WASHINGTON, DC-Dipping consumer confidence has led most retail real estate companies to lower their sales expectations and their percentage rent expectations this year, according to Amy deLone, associate analyst at Banc of America Securities. She says because of long-term leases, most retail real estate companies are somewhat buffered by lagging retail sales.
Speaking to members of the National Association of Real Estate Investment Trust during a recent conference, deLone said consumer confidence is at its lowest level in three years. Expectations have taken a decisive downturn and are at their lowest level since 1993.
“While company managements don't see further (major retail) bankruptcies on the horizon, making them relatively confident about reaching their stated occupancy goals, they do expect slower rental growth than anticipated,” she said. Most companies have pared back their same-store NOI growth to between 2% and 4% this year, she said.

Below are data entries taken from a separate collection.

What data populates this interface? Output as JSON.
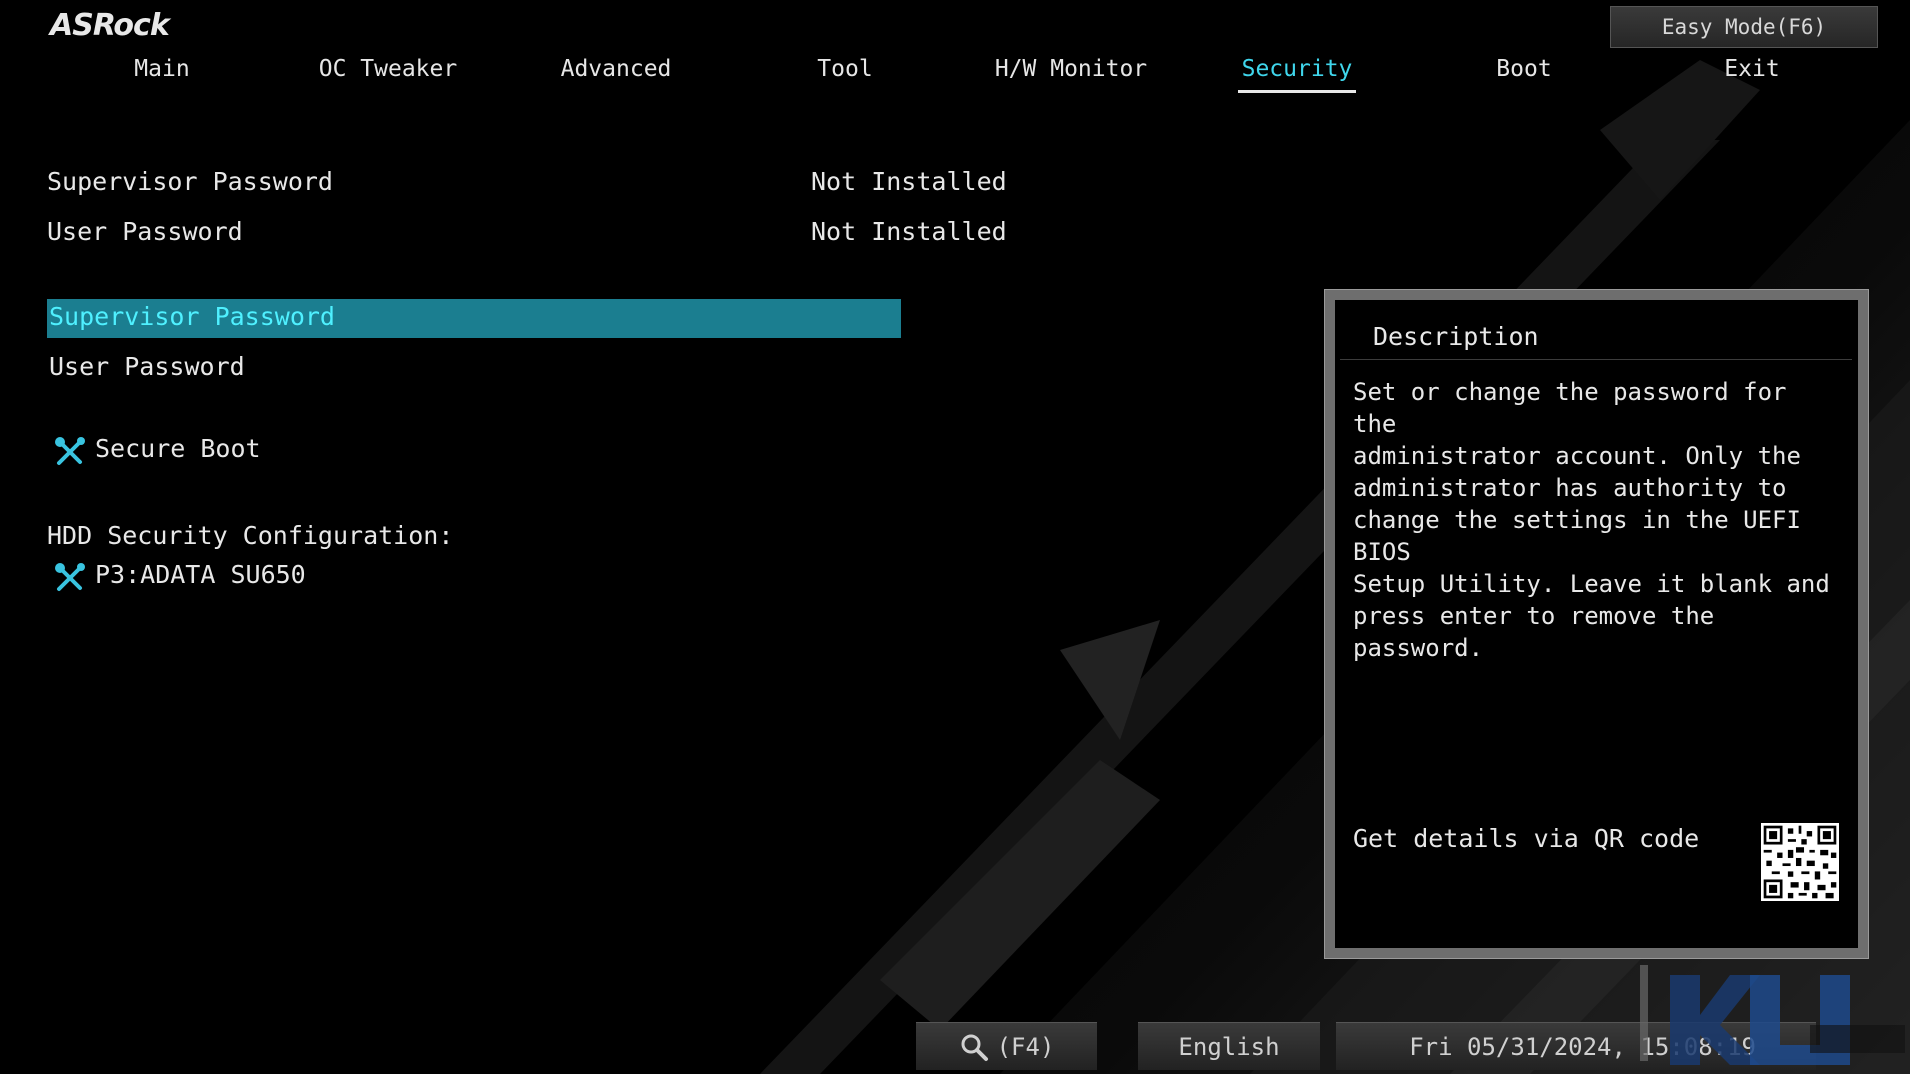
{
  "header": {
    "logo": "ASRock",
    "easy_mode_label": "Easy Mode(F6)"
  },
  "tabs": [
    {
      "label": "Main",
      "active": false
    },
    {
      "label": "OC Tweaker",
      "active": false
    },
    {
      "label": "Advanced",
      "active": false
    },
    {
      "label": "Tool",
      "active": false
    },
    {
      "label": "H/W Monitor",
      "active": false
    },
    {
      "label": "Security",
      "active": true
    },
    {
      "label": "Boot",
      "active": false
    },
    {
      "label": "Exit",
      "active": false
    }
  ],
  "status": [
    {
      "label": "Supervisor Password",
      "value": "Not Installed"
    },
    {
      "label": "User Password",
      "value": "Not Installed"
    }
  ],
  "menu": {
    "supervisor_password": "Supervisor Password",
    "user_password": "User Password",
    "secure_boot": "Secure Boot",
    "hdd_heading": "HDD Security Configuration:",
    "hdd_device": "P3:ADATA SU650"
  },
  "description": {
    "title": "Description",
    "body": "Set or change the password for the\nadministrator account. Only the\nadministrator has authority to\nchange the settings in the UEFI BIOS\nSetup Utility. Leave it blank and\npress enter to remove the password.",
    "qr_label": "Get details via QR code"
  },
  "bottom": {
    "search_label": "(F4)",
    "language": "English",
    "datetime": "Fri 05/31/2024, 15:08:19"
  },
  "colors": {
    "accent": "#3fd6ec",
    "selection": "#1b7e90",
    "background": "#000000"
  },
  "icons": {
    "tool": "wrench-screwdriver-icon",
    "search": "magnifier-icon"
  }
}
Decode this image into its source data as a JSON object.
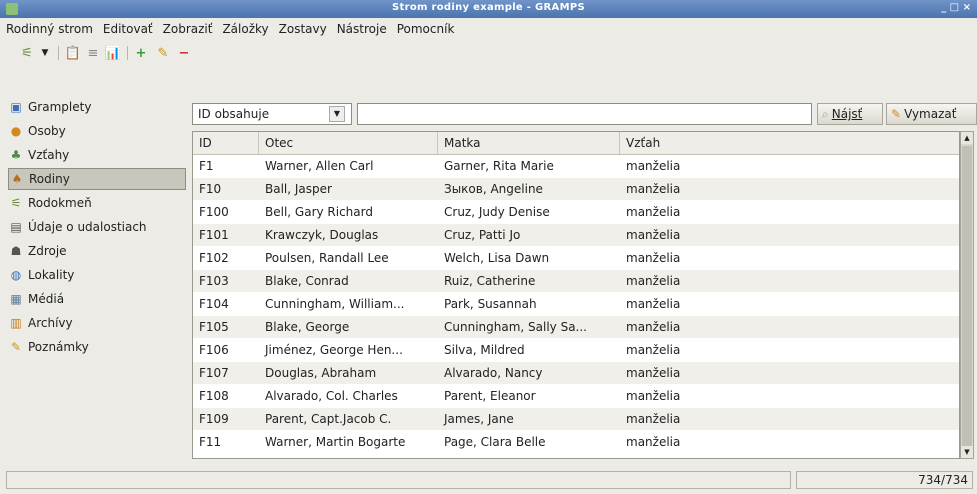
{
  "window": {
    "title": "Strom rodiny example - GRAMPS",
    "controls": "_ □ ×"
  },
  "menubar": [
    "Rodinný strom",
    "Editovať",
    "Zobraziť",
    "Záložky",
    "Zostavy",
    "Nástroje",
    "Pomocník"
  ],
  "sidebar": {
    "items": [
      {
        "label": "Gramplety",
        "icon": "gramplets-icon"
      },
      {
        "label": "Osoby",
        "icon": "person-icon"
      },
      {
        "label": "Vzťahy",
        "icon": "relationships-icon"
      },
      {
        "label": "Rodiny",
        "icon": "family-icon",
        "active": true
      },
      {
        "label": "Rodokmeň",
        "icon": "pedigree-icon"
      },
      {
        "label": "Údaje o udalostiach",
        "icon": "events-icon"
      },
      {
        "label": "Zdroje",
        "icon": "sources-icon"
      },
      {
        "label": "Lokality",
        "icon": "places-icon"
      },
      {
        "label": "Médiá",
        "icon": "media-icon"
      },
      {
        "label": "Archívy",
        "icon": "repositories-icon"
      },
      {
        "label": "Poznámky",
        "icon": "notes-icon"
      }
    ]
  },
  "search": {
    "filter": "ID obsahuje",
    "value": "",
    "find_button": "Nájsť",
    "clear_button": "Vymazať"
  },
  "table": {
    "columns": [
      "ID",
      "Otec",
      "Matka",
      "Vzťah"
    ],
    "rows": [
      [
        "F1",
        "Warner, Allen Carl",
        "Garner, Rita Marie",
        "manželia"
      ],
      [
        "F10",
        "Ball, Jasper",
        "Зыков, Angeline",
        "manželia"
      ],
      [
        "F100",
        "Bell, Gary Richard",
        "Cruz, Judy Denise",
        "manželia"
      ],
      [
        "F101",
        "Krawczyk, Douglas",
        "Cruz, Patti Jo",
        "manželia"
      ],
      [
        "F102",
        "Poulsen, Randall Lee",
        "Welch, Lisa Dawn",
        "manželia"
      ],
      [
        "F103",
        "Blake, Conrad",
        "Ruiz, Catherine",
        "manželia"
      ],
      [
        "F104",
        "Cunningham, William...",
        "Park, Susannah",
        "manželia"
      ],
      [
        "F105",
        "Blake, George",
        "Cunningham, Sally Sa...",
        "manželia"
      ],
      [
        "F106",
        "Jiménez, George Hen...",
        "Silva, Mildred",
        "manželia"
      ],
      [
        "F107",
        "Douglas, Abraham",
        "Alvarado, Nancy",
        "manželia"
      ],
      [
        "F108",
        "Alvarado, Col. Charles",
        "Parent, Eleanor",
        "manželia"
      ],
      [
        "F109",
        "Parent, Capt.Jacob C.",
        "James, Jane",
        "manželia"
      ],
      [
        "F11",
        "Warner, Martin Bogarte",
        "Page, Clara Belle",
        "manželia"
      ]
    ]
  },
  "status": {
    "left": "",
    "count": "734/734"
  },
  "colors": {
    "titlebar": "#5a80b9",
    "background": "#ecebe6",
    "row_alt": "#f0efea"
  }
}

She pointed to actions taken by several retailers who are paring back their projected growth rates. For instance, GAP has decided to lower its 2001 square-footage growth from 30% to 15-20%, she said. “This deceleration in growth, coupled with store closings from JC Penney, Montgomery Ward and Bradlees will continue to put pressure on occupancies,” she said.
“Our view is that any deceleration in store growth will be felt in large part by weaker properties as we expect the higher performing properties, measured by sales per square foot, to continue to experience strong tenant demand,” she said, adding that the economic situation would have to become “more dramatic” before retail real estate companies experience a significant drop in occupancy.
She says that despite the grim economic outlook, the expectation for retail REITs is for a fairly stable year. Expected growth for malls is 8.4%, strip malls is 7.2% and outlets is 7.3%. “We believe these growths are respectable considering the uncertainty of the retail environment,” she said.